India got a formidable total of 208 in the first game but couldn’t defend it, with Australia scoring a total of 53 runs in the 17th, 18th and 19th overs. In the third game, Australia scored a total of 39 runs in the 18th and 19th overs.
Bumrah and Harshal were among the bowlers who were taken for runs in these overs but because they were making comebacks after a while, one can hope they will find their best soon.
The real problem, though, continues to be Bhuvneshwar Kumar’s bowling at the death. He struggled at the Asia Cup too and Rohit’s persistence with him at the death seems baffling now. The seasoned pacer just doesn’t seem to have the pace to test batters, even if he finds his mark, late on. And more often than not in recent times, he’s simply been too predictable.
Rohit, in the post-match press conference on Sunday, lent his support to Bhuvneshwar but one can’t help but wonder if he should only be used in the first half of the innings, or middle overs, when there is more movement on offer and the batters aren’t going for broke.
“Yes, of late, it’s not been the kind of performances that he [Bhuvneshwar] would want but that can happen to any of the bowlers,” said Rohit. “You can see the opposition as well, it’s not easy to bowl at the death. But yeah we’ve been working on some execution plans and hopefully we can give him more options to bowl in the death. And then he’ll be as good as he was before.”
Axar grabs his opportunity
From not being in India’s squad at the start of the Asia cup to emerging as a key asset for the team heading towards the T20 World Cup, it’s been a quick turnaround for Axar Patel.

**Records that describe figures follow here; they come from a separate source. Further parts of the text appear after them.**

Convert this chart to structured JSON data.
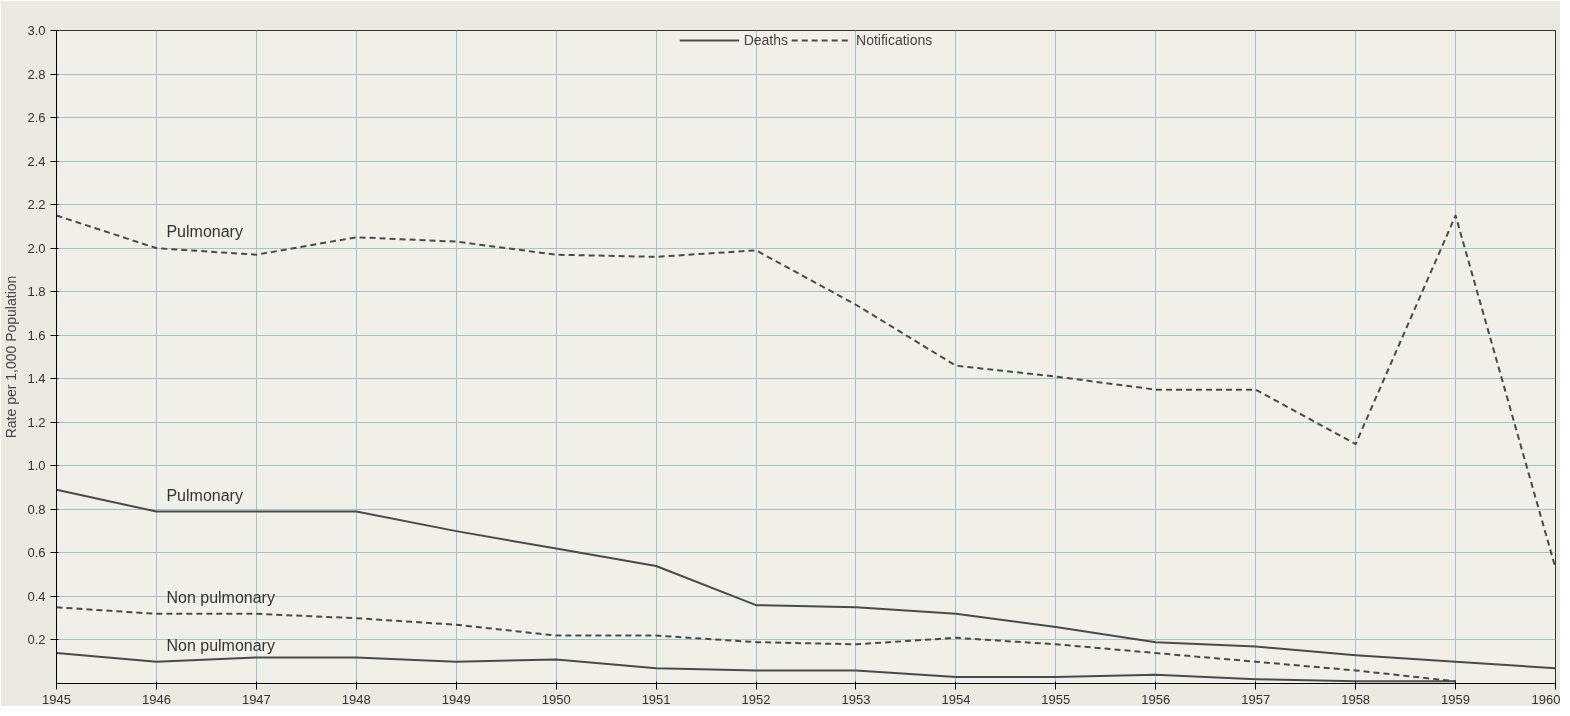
{
  "chart_data": {
    "type": "line",
    "ylabel": "Rate per 1,000 Population",
    "x": [
      1945,
      1946,
      1947,
      1948,
      1949,
      1950,
      1951,
      1952,
      1953,
      1954,
      1955,
      1956,
      1957,
      1958,
      1959,
      1960
    ],
    "series": [
      {
        "name": "Deaths",
        "color": "#4a4a4a",
        "line_style": "solid",
        "values": [
          0.89,
          0.79,
          0.79,
          0.79,
          0.7,
          0.62,
          0.54,
          0.36,
          0.35,
          0.32,
          0.26,
          0.19,
          0.17,
          0.13,
          0.1,
          0.07
        ]
      },
      {
        "name": "Notifications",
        "color": "#4a4a4a",
        "line_style": "dashed",
        "values": [
          2.15,
          2.0,
          1.97,
          2.05,
          2.03,
          1.97,
          1.96,
          1.99,
          1.74,
          1.46,
          1.41,
          1.35,
          1.35,
          1.1,
          2.15,
          0.53
        ]
      },
      {
        "color": "#4a4a4a",
        "line_style": "dashed",
        "values": [
          0.35,
          0.32,
          0.32,
          0.3,
          0.27,
          0.22,
          0.22,
          0.19,
          0.18,
          0.21,
          0.18,
          0.14,
          0.1,
          0.06,
          0.01,
          null
        ]
      },
      {
        "color": "#4a4a4a",
        "line_style": "solid",
        "values": [
          0.14,
          0.1,
          0.12,
          0.12,
          0.1,
          0.11,
          0.07,
          0.06,
          0.06,
          0.03,
          0.03,
          0.04,
          0.02,
          0.01,
          0.01,
          null
        ]
      }
    ],
    "annotations": [
      "Pulmonary",
      "Pulmonary",
      "Non pulmonary",
      "Non pulmonary"
    ],
    "xlim": [
      1945,
      1960
    ],
    "xticks": [
      1945,
      1946,
      1947,
      1948,
      1949,
      1950,
      1951,
      1952,
      1953,
      1954,
      1955,
      1956,
      1957,
      1958,
      1959,
      1960
    ],
    "ylim": [
      0,
      3.0
    ],
    "yticks": [
      0.2,
      0.4,
      0.6,
      0.8,
      {
        "value": 1,
        "label": "1.0"
      },
      1.2,
      1.4,
      1.6,
      1.8,
      {
        "value": 2,
        "label": "2.0"
      },
      2.2,
      2.4,
      2.6,
      2.8,
      {
        "value": 3,
        "label": "3.0"
      }
    ],
    "grid": true,
    "legend": "top"
  }
}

Ravindra Jadeja being sidelined due to injury led to Axar finding a spot in the side and the 28-year-old has indeed made the most of his opportunities. With eight wickets in the three matches against Australia, he was declared the player of the series.
In the first game, he picked 3/17 in his four overs even as the other bowlers were taken to the cleaners. In the second game, he picked 2/13 from two overs in the 8-over reduced encounter as he removed the dangerous Glenn Maxwell and Tim David. And in the decider, he fought back to finish with 3/33 despite being taken for 16 runs in one over.
The left-arm spinner plays to his strengths and attacks the stumps, and his powerplay overs are a big advantage for Rohit. With the team looking to play six bowlers, including Hardik, Axar’s ability with the bat becomes crucial for the balance as well. But that is something India will hope to see more of soon.
“When you do well and the team wins the series, it feels great,” said Axar in the post-match presentation. “I try to back myself with the line and lengths I bowl and even if the batter takes me on I back myself.”
Suryakumar takes centre stage
It was a series decider against the world champions, the target was steep, the pressure was on after India had lost their openers early but yet again, Suryakumar Yadav remained unfazed by the situation.
The 32-year-old had made a stroke-filled 46 off 25 in the first game before getting a first-ball duck in the second. But in the decider, he played arguably the finest innings of his international career so far. Finest, we say, because of the sheer quality of his strokes.
Be it pace or spin, Suryakumar had absolutely no hesitation in going for his strokes. Be it the ridiculous drive over cover for six off Daniel Sams or that flick for six off Adam Zampa to get to his half-century, he continued to play one breathtaking shot after another to finish with 69 off 36 with five fours and as many sixes.
Suryakumar has been India’s standout batter in the shortest format this year and the team will undoubtedly expect a lot from him at the World Cup. The right-hander can hit boundaries to all corners and the confidence with which he is batting at the moment is a massive positive for India.
“Surya has been very consistent with the bat every time he’s gotten an opportunity,” said Rohit.
“He’s been an impactful player for us. Every time I see him, he has taken his game one notch higher. When you see a player raise his level and do what the team expects from him, it’s a great sign. Every game he plays, he seems to be getting better and better.”